By unifying these elements, LatchBio drastically shortens the time from data generation to discovery—from months to days, or even hours.

These innovations are already reshaping how biotech companies operate. ElsieBio, a machine learning-driven drug discovery startup (acquired by GSK), leveraged LatchBio to scale its computational workflows. Meanwhile, AtlasXOmics, a pioneer in spatial epigenomics, processes terabytes of ATAC-seq data on Latch to generate detailed scientific reports for their customers.

- What do you think the future of bioinformatics looks like?

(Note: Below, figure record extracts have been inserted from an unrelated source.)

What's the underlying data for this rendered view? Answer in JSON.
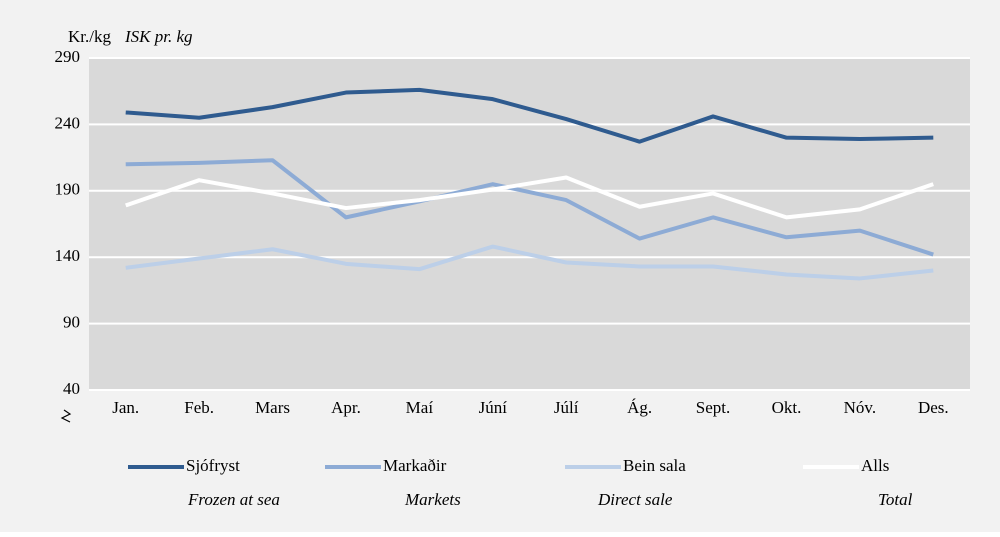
{
  "chart_data": {
    "type": "line",
    "y_label": "Kr./kg",
    "y_label_en": "ISK pr. kg",
    "categories": [
      "Jan.",
      "Feb.",
      "Mars",
      "Apr.",
      "Maí",
      "Júní",
      "Júlí",
      "Ág.",
      "Sept.",
      "Okt.",
      "Nóv.",
      "Des."
    ],
    "series": [
      {
        "name": "Sjófryst",
        "name_en": "Frozen at sea",
        "color": "#2f5b8f",
        "values": [
          249,
          245,
          253,
          264,
          266,
          259,
          244,
          227,
          246,
          230,
          229,
          230
        ]
      },
      {
        "name": "Markaðir",
        "name_en": "Markets",
        "color": "#8dabd5",
        "values": [
          210,
          211,
          213,
          170,
          182,
          195,
          183,
          154,
          170,
          155,
          160,
          142
        ]
      },
      {
        "name": "Bein sala",
        "name_en": "Direct sale",
        "color": "#bccfe8",
        "values": [
          132,
          139,
          146,
          135,
          131,
          148,
          136,
          133,
          133,
          127,
          124,
          130
        ]
      },
      {
        "name": "Alls",
        "name_en": "Total",
        "color": "#ffffff",
        "values": [
          179,
          198,
          188,
          177,
          183,
          191,
          200,
          178,
          188,
          170,
          176,
          195
        ]
      }
    ],
    "ylim": [
      40,
      290
    ],
    "yticks": [
      40,
      90,
      140,
      190,
      240,
      290
    ],
    "grid": true
  }
}
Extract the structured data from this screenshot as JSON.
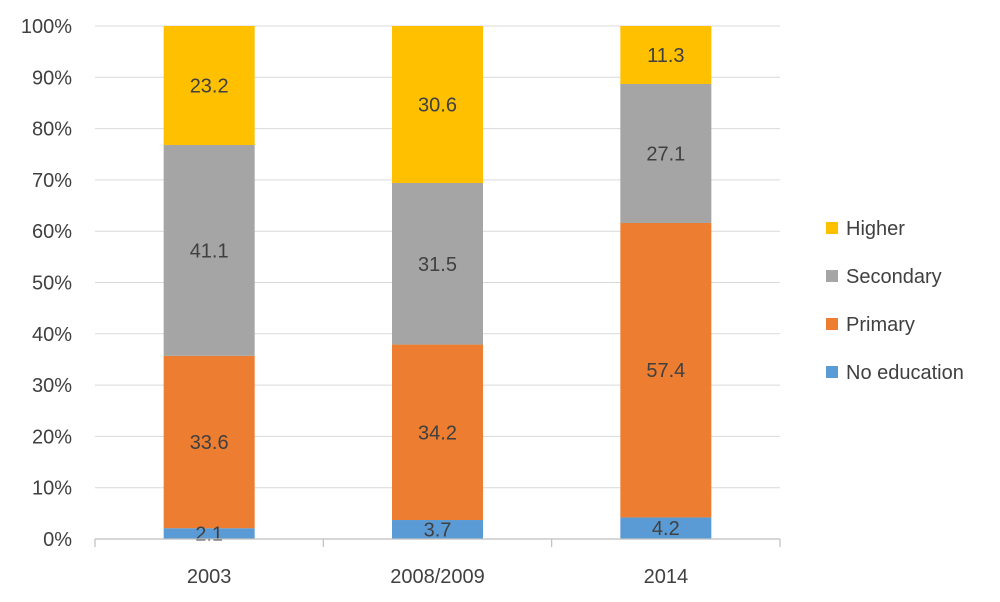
{
  "chart_data": {
    "type": "bar",
    "stacked": true,
    "percent_stacked": true,
    "categories": [
      "2003",
      "2008/2009",
      "2014"
    ],
    "series": [
      {
        "name": "No education",
        "values": [
          2.1,
          3.7,
          4.2
        ],
        "color": "#5B9BD5"
      },
      {
        "name": "Primary",
        "values": [
          33.6,
          34.2,
          57.4
        ],
        "color": "#ED7D31"
      },
      {
        "name": "Secondary",
        "values": [
          41.1,
          31.5,
          27.1
        ],
        "color": "#A5A5A5"
      },
      {
        "name": "Higher",
        "values": [
          23.2,
          30.6,
          11.3
        ],
        "color": "#FFC000"
      }
    ],
    "ylim": [
      0,
      100
    ],
    "yticks": [
      "0%",
      "10%",
      "20%",
      "30%",
      "40%",
      "50%",
      "60%",
      "70%",
      "80%",
      "90%",
      "100%"
    ],
    "grid": true,
    "legend_position": "right",
    "legend_order": [
      "Higher",
      "Secondary",
      "Primary",
      "No education"
    ],
    "title": "",
    "xlabel": "",
    "ylabel": ""
  },
  "colors": {
    "grid": "#D9D9D9",
    "axis": "#BFBFBF",
    "text": "#404040"
  }
}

For the longest time, biology worked like this: you had a hypothesis—maybe this gene affects this disease—and then you spent weeks, sometimes months running experiments in the lab to test it. Slow, tedious, and often a dead end.

With the rise of single-cell seuqencing, spatial transcriptomics, and AI-driven analysis, scientists can profile every single RNA and DNA molecule in a cell—all at once. Instead of starting in the lab, they can open their laptop, run computational analyses, visualize interactions, and test hypotheses before ever picking up a pipette.

This doesn’t replace the wet lab—it makes it faster and more targeted. Scientists can zero in on the most promising experiments, cutting months off the research cycle. In the end, this means faster drug discovery, better treatments, and breakthroughs at a scale we’ve never seen before.

A new era for Bioinformatics

As biology becomes more data-intensive, the need for accessible, scalable, and user-friendly bioinformatics platforms has never been greater. With leaders like Hannah Le shaping the future of LatchBio, scientists worldwide can harness the power of advanced computational biology—without needing expertise in cloud computing.

By breaking down the technical barriers in bioinformatics, LatchBio is accelerating the next generation of discoveries in genomics, proteomics, and drug development. The future of precision medicine may well be shaped by platforms like these—where science, data, and computing converge seamlessly.